You might be right as far as connection being unstable and not re-connecting. Internet where I'm located is good, but not great at times.

Anyway, it was a good experiment using wifi and I wanted to see how this reacts first before I invested into a network switch and wire them all together -- which I will probably end up doing anyway. Although, I would still advocate we add re-connection feature in the near future. To me, without re-connection seems risky because all sorts of other unknown things can happen.

LogicReinc commented 2 years ago

Since it has been a while I assume no further testing happened. Reconnection is planned at some point, but in most networks this would not be an issue so other issues have priority.

kkaveny commented 2 years ago

I know it has been a little while, but I want to contribute an idea that I recently had. DDNS might be a thing to explore that will likely solve this issue.

https://en.wikipedia.org/wiki/Dynamic_DNS https://www.cloudns.net/blog/what-is-dynamic-dns/ https://www.noip.com/

I've been struggling to figure this out for months now, however, these articles seem to explain exactly my situation. It appears that the nature of wi-fi is that you're "borrowing" an ip for a short period of time before it changes especially over wi-fi.

No-IP is what I'm testing now and I find it much more stable.
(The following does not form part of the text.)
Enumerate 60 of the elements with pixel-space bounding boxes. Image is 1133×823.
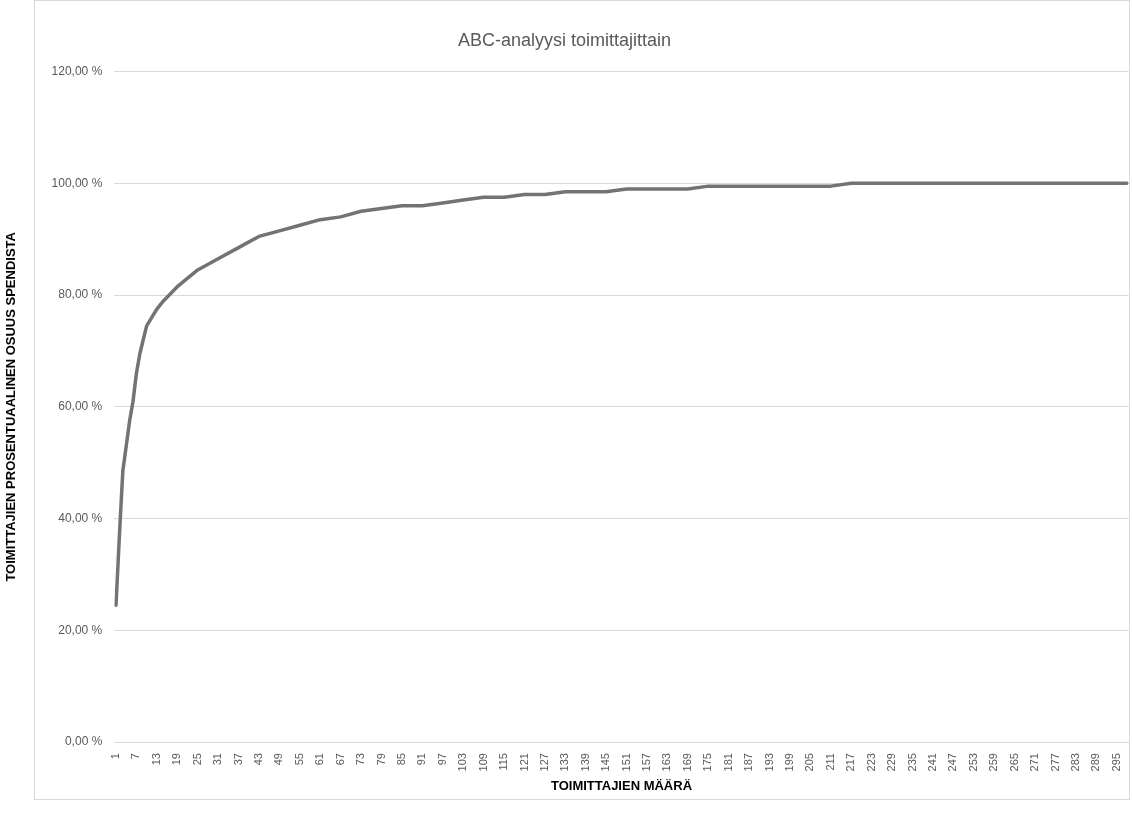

Right now, I'm using a host name, such as somehostname.ddns.net, somehostname.hopto.org, etc. Or if I'm accessing a certain port it would be somehostname.ddns.net:3000. It would be a great enhancement that in addition to using just ip addresses, that it can also use DDNS host names.

LogicReinc commented 2 years ago

@kkaveny Hey Kelly, These two are not related, and would not solve the issue. no-ip solutions are commonly used if you are hosting things over the internet, not a local network. Within a wifi network a machine generally keeps the same ip (all ips are borrowed by default unless you use a static ip, which you can do on wifi as well btw). And if it were to change, it would still interrupt the traffic and thus not solve the problem. Without DDNS you could configure the device to have a static IP and you'd have the same effect without DDNS. (Also DDNS is generally an external tool, not part of the application)
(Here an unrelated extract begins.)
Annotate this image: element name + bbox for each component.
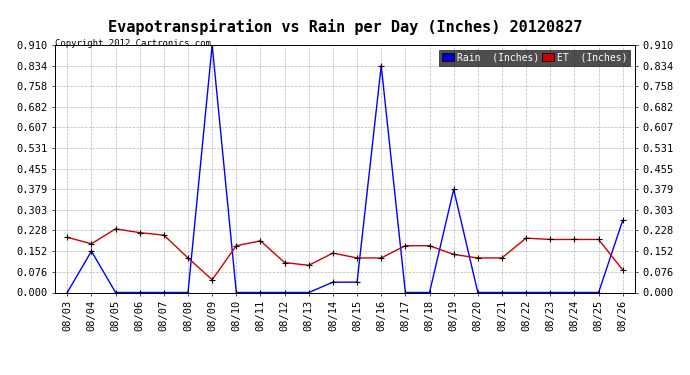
Text: Copyright 2012 Cartronics.com: Copyright 2012 Cartronics.com (55, 39, 211, 48)
Legend: Rain  (Inches), ET  (Inches): Rain (Inches), ET (Inches) (440, 50, 630, 66)
Text: Evapotranspiration vs Rain per Day (Inches) 20120827: Evapotranspiration vs Rain per Day (Inch… (108, 19, 582, 35)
From what I've read here so far the problem is simply an unstable connection which can only really be solved by having the client be resistant to such failures. I don't know when I can solve this as I'm currently busy with other projects. I'd say maybe this month but I can't make those promises atm.

Note that even if this is solved, you will still run into issues like slow sync rates etc if you're using it over wifi. Its generally assumed you run BlendFarm over ethernet for this reason.
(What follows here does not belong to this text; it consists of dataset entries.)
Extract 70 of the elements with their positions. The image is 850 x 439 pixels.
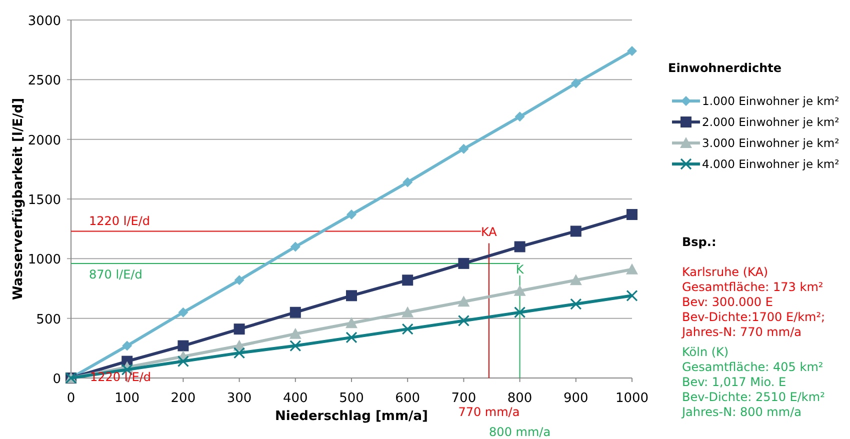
x-tick-label: 100 [114,391,140,406]
legend-label: 1.000 Einwohner je km² [702,94,840,108]
annotation: 1220 l/E/d [90,370,151,384]
point [402,323,414,335]
text: Bsp.: [682,235,716,249]
point [122,340,132,351]
y-tick-label: 500 [36,312,61,328]
legend-label: 2.000 Einwohner je km² [702,115,840,129]
point [627,46,637,56]
point [346,210,356,220]
ref-line-label: 1220 l/E/d [89,214,150,228]
point [514,241,526,252]
legend-label: 3.000 Einwohner je km² [702,136,840,150]
point [290,242,300,252]
point [289,328,302,339]
y-tick-label: 3000 [28,14,61,29]
x-tick-label: 0 [66,391,76,406]
x-tick-label: 300 [226,391,252,406]
x-tick-label: 900 [563,391,588,406]
point [570,226,582,237]
x-tick-label: 1000 [615,391,649,406]
annotation: KA [481,225,498,240]
point [570,78,581,88]
point [626,209,638,220]
x-tick-label: 800 [507,391,532,406]
y-tick-label: 2500 [28,74,61,89]
x-tick-label: 500 [339,391,364,406]
x-tick-label: 400 [282,391,308,406]
text: Köln (K) Gesamtfläche: 405 km² Bev: 1,017 Mio. E Bev-Dichte: 2510 E/km² Jahres-N: 800 mm/a [681,345,826,419]
annotation: K [516,262,525,276]
point [458,144,469,154]
ref-line-label: 800 mm/a [489,425,551,439]
point [234,324,245,335]
ref-line-label: 770 mm/a [458,405,520,419]
point [178,307,188,318]
legend-title: Einwohnerdichte [668,61,782,75]
point [346,290,357,302]
ref-line-label: 870 l/E/d [89,267,142,282]
point [626,263,638,274]
point [346,317,358,328]
y-axis-title: Wasserverfügbarkeit [l/E/d] [11,98,26,300]
y-tick-label: 1000 [28,252,61,268]
point [402,274,414,286]
y-tick-label: 0 [52,372,61,387]
point [514,306,526,318]
text: Karlsruhe (KA) Gesamtfläche: 173 km² Bev: 300.000 E Bev-Dichte:1700 E/km²; Jahres-N: 770 mm/a [681,265,826,339]
point [570,298,582,310]
y-tick-label: 2000 [28,133,61,148]
x-axis-title: Niederschlag [mm/a] [275,409,428,424]
point [458,258,470,269]
point [290,340,302,352]
x-tick-label: 600 [395,391,420,406]
point [177,355,189,368]
point [458,296,470,307]
x-tick-label: 200 [170,391,196,406]
point [626,290,638,302]
point [458,314,470,327]
y-tick-label: 1500 [28,193,61,208]
legend-label: 4.000 Einwohner je km² [702,157,840,171]
point [514,284,526,296]
point [514,112,525,122]
point [570,274,582,286]
point [178,340,189,352]
point [234,275,244,286]
point [346,332,358,344]
point [290,306,301,318]
point [234,347,246,359]
point [402,177,413,188]
point [402,306,414,318]
x-tick-label: 700 [451,391,476,406]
On another side note, another possible cause for an "unstable" connection might be if the machine is in between two different wifi points of the same network, thus causing the device to keep switching between the two. Though this is only an issue if you use such mesh setups.

LogicReinc commented 2 years ago

@kkaveny V1.1.3 adds basic reconnection logic, so that during a render it will attempt to reconnect and restart that piece of work. This may help in your situation. If the connection however is entirely unstable and it can't even finish a single piece of work it may not be worth it though.